Personal information
- Born:: October 18, 1995 (age 29) Mountlake Terrace, Washington, U.S.
- Height:: 6 ft 2 in (1.88 m)
- Weight:: 252 lb (114 kg)

Career information
- High school:: Mountlake Terrace
- College:: California
- NFL draft:: 2018: 7th round, 225th pick

Career history
- Minnesota Vikings (2018–2019); New York Giants (2019–2020);

Career NFL statistics
- Total tackles:: 37
- Fumble recoveries:: 1
- Pass deflections:: 1
- Stats at Pro Football Reference

= Devante Downs =

American football player (born 1995)

Devante Downs (born October 18, 1995) is an American former professional football player who was a linebacker in the National Football League (NFL). He played college football for the California Golden Bears.

==Professional career==
===Minnesota Vikings===
Downs was selected by the Minnesota Vikings in the seventh round (225th overall) of the 2018 NFL draft. He finished his rookie year with two tackles.

On August 31, 2019, Downs was waived by the Vikings and was signed to the practice squad the next day.
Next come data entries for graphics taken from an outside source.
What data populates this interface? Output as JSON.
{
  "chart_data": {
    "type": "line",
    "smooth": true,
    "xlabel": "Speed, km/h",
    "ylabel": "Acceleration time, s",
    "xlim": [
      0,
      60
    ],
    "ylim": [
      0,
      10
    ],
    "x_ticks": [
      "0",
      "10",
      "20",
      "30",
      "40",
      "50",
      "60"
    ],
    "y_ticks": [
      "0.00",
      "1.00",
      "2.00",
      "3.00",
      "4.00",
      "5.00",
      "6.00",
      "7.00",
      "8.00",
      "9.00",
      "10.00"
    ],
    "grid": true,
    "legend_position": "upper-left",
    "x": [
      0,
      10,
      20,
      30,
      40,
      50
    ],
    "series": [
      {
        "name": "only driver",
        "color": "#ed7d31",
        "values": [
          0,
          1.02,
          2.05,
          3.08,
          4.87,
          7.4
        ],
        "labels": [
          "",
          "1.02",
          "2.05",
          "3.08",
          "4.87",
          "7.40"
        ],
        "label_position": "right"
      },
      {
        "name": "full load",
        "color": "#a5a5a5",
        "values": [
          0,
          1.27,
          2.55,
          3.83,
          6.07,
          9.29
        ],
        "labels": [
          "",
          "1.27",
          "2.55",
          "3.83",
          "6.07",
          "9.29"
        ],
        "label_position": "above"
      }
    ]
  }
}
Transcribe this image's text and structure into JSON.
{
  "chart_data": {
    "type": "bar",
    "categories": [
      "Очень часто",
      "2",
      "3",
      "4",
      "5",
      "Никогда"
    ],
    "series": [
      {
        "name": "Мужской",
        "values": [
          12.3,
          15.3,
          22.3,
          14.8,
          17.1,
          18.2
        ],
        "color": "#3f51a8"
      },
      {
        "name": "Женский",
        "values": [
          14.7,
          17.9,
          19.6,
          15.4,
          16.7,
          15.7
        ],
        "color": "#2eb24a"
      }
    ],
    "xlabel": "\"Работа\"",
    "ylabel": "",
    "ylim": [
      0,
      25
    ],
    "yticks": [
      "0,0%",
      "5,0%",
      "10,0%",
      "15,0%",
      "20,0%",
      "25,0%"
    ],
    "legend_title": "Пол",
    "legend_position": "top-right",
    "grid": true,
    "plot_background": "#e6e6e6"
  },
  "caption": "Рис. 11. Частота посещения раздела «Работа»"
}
He was promoted to the active roster on September 14, 2019. He was waived on September 24, 2019.

===New York Giants===
On October 1, 2019, Downs was signed to the New York Giants practice squad. He was promoted to the active roster on October 22, 2019.

In Week 1 of the 2020 season against the Pittsburgh Steelers on Monday Night Football, Downs recovered a muffed punt by Diontae Johnson during the 26–16 loss.

Downs re-signed with the Giants on March 24, 2021. He was waived on August 31, 2021.